The comparison between original AI-generated summaries and engineer-revised versions stored in the data warehouse enables ongoing quality monitoring—a good practice for production LLM systems. However, specific metrics on accuracy, consistency improvement, or time savings are not provided in the case study.
## Critical Assessment
While the case study presents a compelling use case, several aspects warrant balanced consideration. The claim that "most" summaries remained unaltered is not quantified, and it would be valuable to know exact percentages. The evaluation methodology of manually comparing 40 summaries is relatively small-scale for production validation. Additionally, the blameless approach is validated only with fabricated test cases, and real-world edge cases may not be fully covered.
The architecture demonstrates good practices around data sanitization and feedback loops for quality monitoring.

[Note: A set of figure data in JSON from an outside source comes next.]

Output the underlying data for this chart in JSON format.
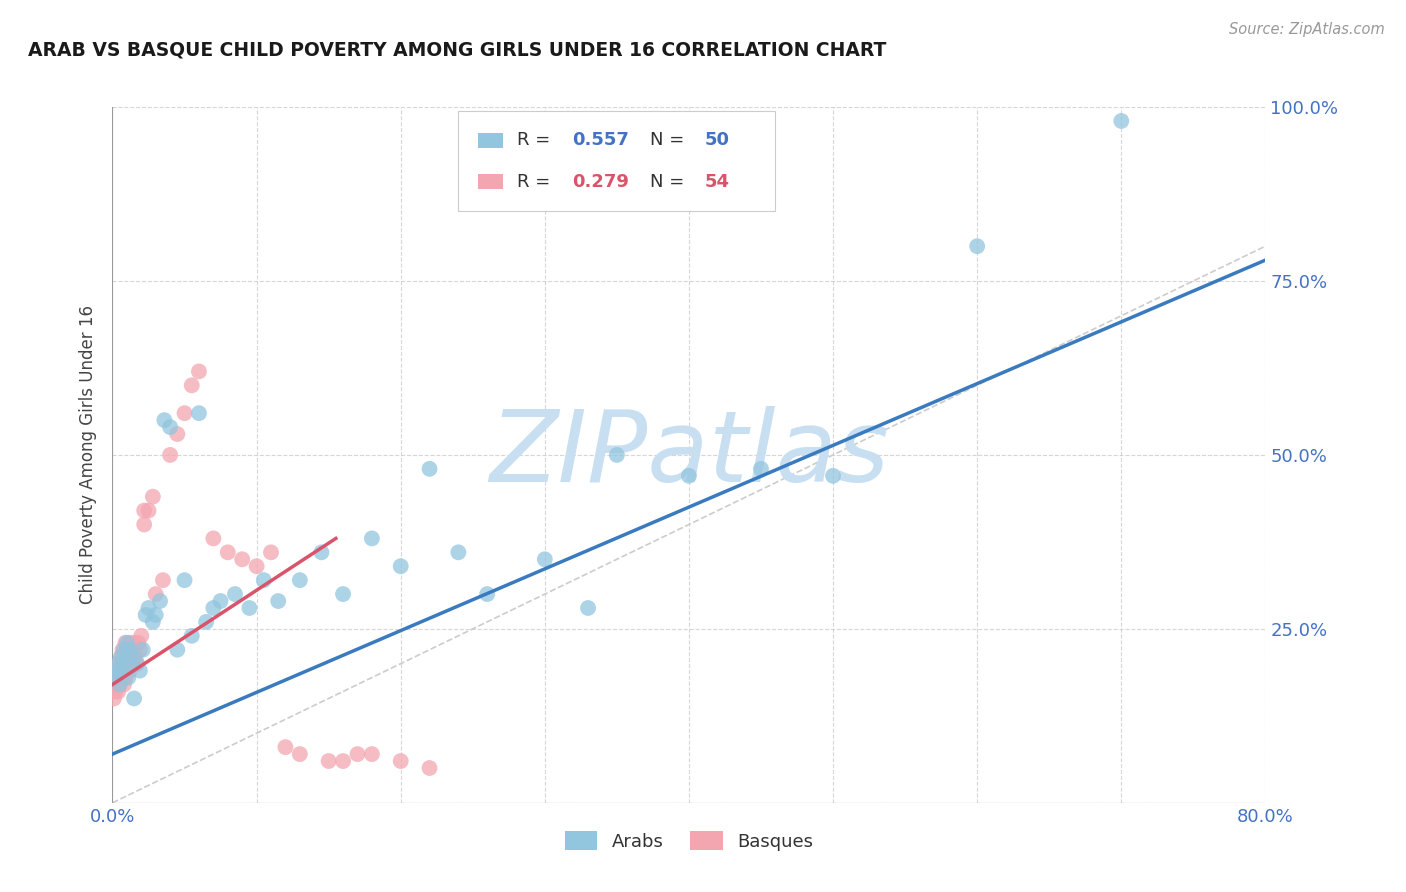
{
  "title": "ARAB VS BASQUE CHILD POVERTY AMONG GIRLS UNDER 16 CORRELATION CHART",
  "source": "Source: ZipAtlas.com",
  "ylabel": "Child Poverty Among Girls Under 16",
  "xlim": [
    0,
    0.8
  ],
  "ylim": [
    0,
    1.0
  ],
  "arab_R": 0.557,
  "arab_N": 50,
  "basque_R": 0.279,
  "basque_N": 54,
  "arab_color": "#92c5de",
  "basque_color": "#f4a6b0",
  "arab_line_color": "#3a7abf",
  "basque_line_color": "#d9546a",
  "watermark": "ZIPatlas",
  "watermark_color": "#c8dff2",
  "background_color": "#ffffff",
  "arab_x": [
    0.002,
    0.003,
    0.004,
    0.005,
    0.006,
    0.007,
    0.008,
    0.009,
    0.01,
    0.011,
    0.012,
    0.013,
    0.015,
    0.017,
    0.019,
    0.021,
    0.023,
    0.025,
    0.028,
    0.03,
    0.033,
    0.036,
    0.04,
    0.045,
    0.05,
    0.055,
    0.06,
    0.065,
    0.07,
    0.075,
    0.085,
    0.095,
    0.105,
    0.115,
    0.13,
    0.145,
    0.16,
    0.18,
    0.2,
    0.22,
    0.24,
    0.26,
    0.3,
    0.33,
    0.35,
    0.4,
    0.45,
    0.5,
    0.6,
    0.7
  ],
  "arab_y": [
    0.18,
    0.19,
    0.2,
    0.17,
    0.21,
    0.19,
    0.22,
    0.2,
    0.23,
    0.18,
    0.22,
    0.21,
    0.15,
    0.2,
    0.19,
    0.22,
    0.27,
    0.28,
    0.26,
    0.27,
    0.29,
    0.55,
    0.54,
    0.22,
    0.32,
    0.24,
    0.56,
    0.26,
    0.28,
    0.29,
    0.3,
    0.28,
    0.32,
    0.29,
    0.32,
    0.36,
    0.3,
    0.38,
    0.34,
    0.48,
    0.36,
    0.3,
    0.35,
    0.28,
    0.5,
    0.47,
    0.48,
    0.47,
    0.8,
    0.98
  ],
  "basque_x": [
    0.001,
    0.002,
    0.003,
    0.003,
    0.004,
    0.004,
    0.005,
    0.005,
    0.006,
    0.006,
    0.007,
    0.007,
    0.008,
    0.008,
    0.009,
    0.009,
    0.01,
    0.01,
    0.011,
    0.011,
    0.012,
    0.012,
    0.013,
    0.014,
    0.015,
    0.016,
    0.017,
    0.018,
    0.019,
    0.02,
    0.022,
    0.022,
    0.025,
    0.028,
    0.03,
    0.035,
    0.04,
    0.045,
    0.05,
    0.055,
    0.06,
    0.07,
    0.08,
    0.09,
    0.1,
    0.11,
    0.12,
    0.13,
    0.15,
    0.16,
    0.17,
    0.18,
    0.2,
    0.22
  ],
  "basque_y": [
    0.15,
    0.16,
    0.17,
    0.18,
    0.16,
    0.19,
    0.17,
    0.2,
    0.18,
    0.21,
    0.19,
    0.22,
    0.17,
    0.2,
    0.18,
    0.23,
    0.19,
    0.22,
    0.2,
    0.21,
    0.19,
    0.23,
    0.2,
    0.22,
    0.23,
    0.21,
    0.2,
    0.23,
    0.22,
    0.24,
    0.4,
    0.42,
    0.42,
    0.44,
    0.3,
    0.32,
    0.5,
    0.53,
    0.56,
    0.6,
    0.62,
    0.38,
    0.36,
    0.35,
    0.34,
    0.36,
    0.08,
    0.07,
    0.06,
    0.06,
    0.07,
    0.07,
    0.06,
    0.05
  ],
  "arab_line_x0": 0.0,
  "arab_line_y0": 0.07,
  "arab_line_x1": 0.8,
  "arab_line_y1": 0.78,
  "basque_line_x0": 0.0,
  "basque_line_y0": 0.17,
  "basque_line_x1": 0.155,
  "basque_line_y1": 0.38
}
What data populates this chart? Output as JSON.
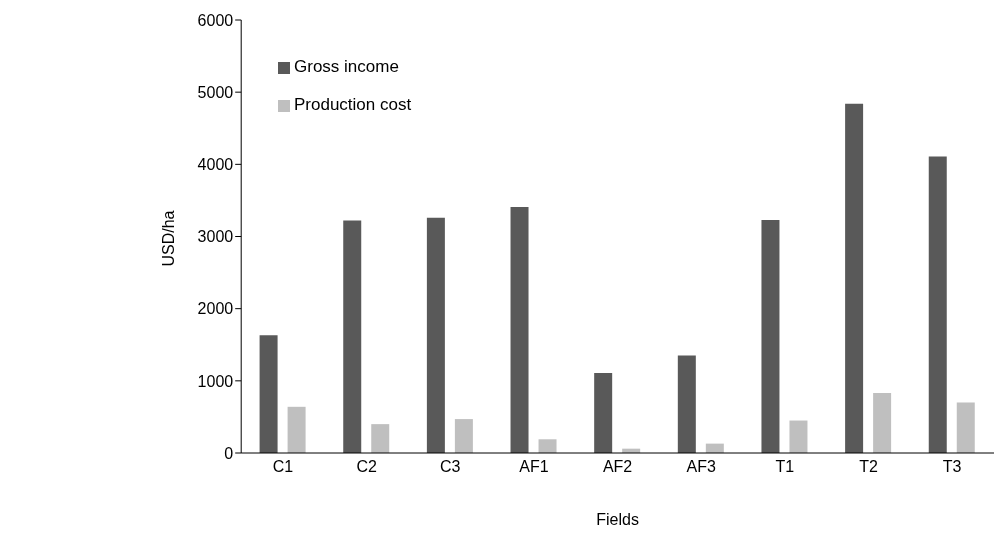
{
  "chart_data": {
    "type": "bar",
    "xlabel": "Fields",
    "ylabel": "USD/ha",
    "categories": [
      "C1",
      "C2",
      "C3",
      "AF1",
      "AF2",
      "AF3",
      "T1",
      "T2",
      "T3"
    ],
    "series": [
      {
        "name": "Gross income",
        "color": "#595959",
        "values": [
          1630,
          3220,
          3260,
          3410,
          1110,
          1350,
          3230,
          4840,
          4110
        ]
      },
      {
        "name": "Production cost",
        "color": "#bfbfbf",
        "values": [
          640,
          400,
          470,
          190,
          60,
          130,
          450,
          830,
          700
        ]
      }
    ],
    "ylim": [
      0,
      6000
    ],
    "yticks": [
      0,
      1000,
      2000,
      3000,
      4000,
      5000,
      6000
    ],
    "grid": false,
    "legend": "top left"
  }
}
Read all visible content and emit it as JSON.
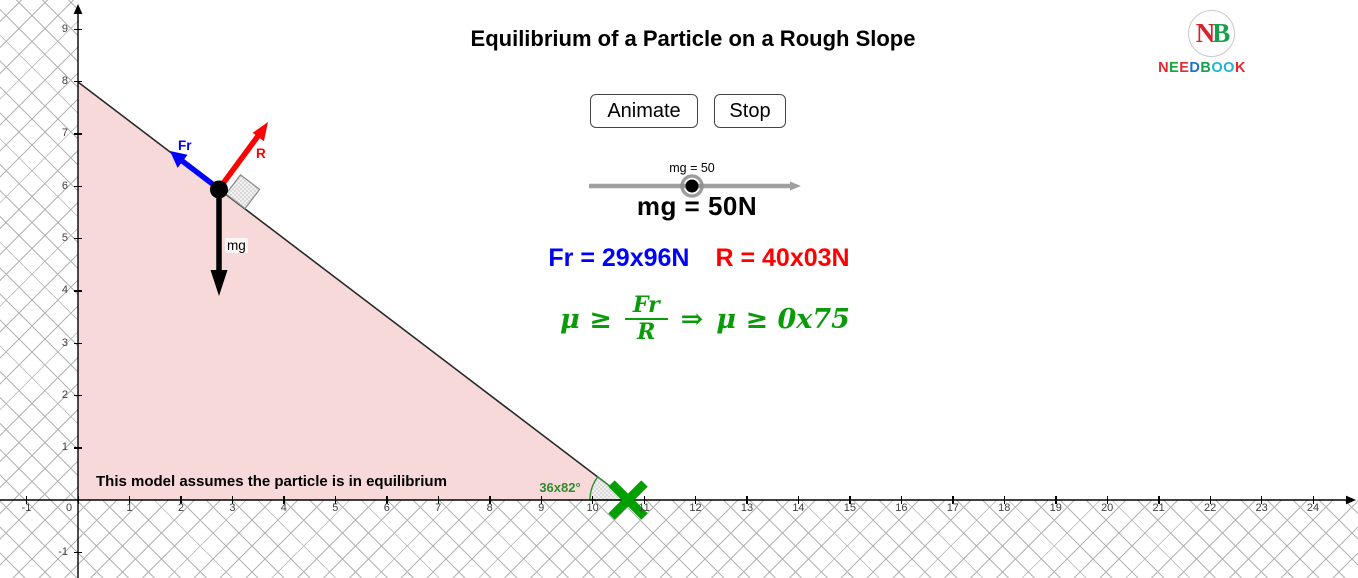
{
  "title": "Equilibrium of a Particle on a Rough Slope",
  "buttons": {
    "animate": "Animate",
    "stop": "Stop"
  },
  "slider": {
    "label": "mg = 50",
    "value_display": "mg = 50N"
  },
  "readouts": {
    "friction": "Fr = 29x96N",
    "normal": "R = 40x03N",
    "friction_color": "#0000ff",
    "normal_color": "#ff0000"
  },
  "formula": {
    "lhs": "μ ≥",
    "numerator": "Fr",
    "denominator": "R",
    "implies": "⇒",
    "rhs": "μ ≥ 0x75",
    "color": "#0a9a0a"
  },
  "diagram": {
    "note": "This model assumes the particle is in equilibrium",
    "angle_label": "36x82°",
    "labels": {
      "friction": "Fr",
      "normal": "R",
      "weight": "mg"
    },
    "colors": {
      "friction": "#0000ff",
      "normal": "#ff0000",
      "weight": "#000000",
      "angle": "#2e8b2e",
      "marker": "#00a000",
      "slope_fill": "#f8d9d9"
    }
  },
  "axes": {
    "x_ticks": [
      -1,
      0,
      1,
      2,
      3,
      4,
      5,
      6,
      7,
      8,
      9,
      10,
      11,
      12,
      13,
      14,
      15,
      16,
      17,
      18,
      19,
      20,
      21,
      22,
      23,
      24
    ],
    "y_ticks": [
      9,
      8,
      7,
      6,
      5,
      4,
      3,
      2,
      1,
      -1
    ]
  },
  "logo": {
    "monogram": [
      {
        "char": "N",
        "color": "#d8232a"
      },
      {
        "char": "B",
        "color": "#16a04c"
      }
    ],
    "word": [
      {
        "char": "N",
        "color": "#e8262c"
      },
      {
        "char": "E",
        "color": "#13a538"
      },
      {
        "char": "E",
        "color": "#d93038"
      },
      {
        "char": "D",
        "color": "#1d6fd2"
      },
      {
        "char": "B",
        "color": "#16a04c"
      },
      {
        "char": "O",
        "color": "#19b4d8"
      },
      {
        "char": "O",
        "color": "#19b4d8"
      },
      {
        "char": "K",
        "color": "#e8262c"
      }
    ]
  }
}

The cost analysis is refreshingly transparent for a case study of this nature. The decision to use few-shot prompting rather than fine-tuning is well-justified given the data constraints, though it means the solution may be more susceptible to prompt engineering challenges as use cases evolve.
Overall, this represents a pragmatic application of LLMs for internal operational efficiency, with thoughtful consideration of model selection, prompt engineering, and production concerns like data sensitivity and output quality monitoring.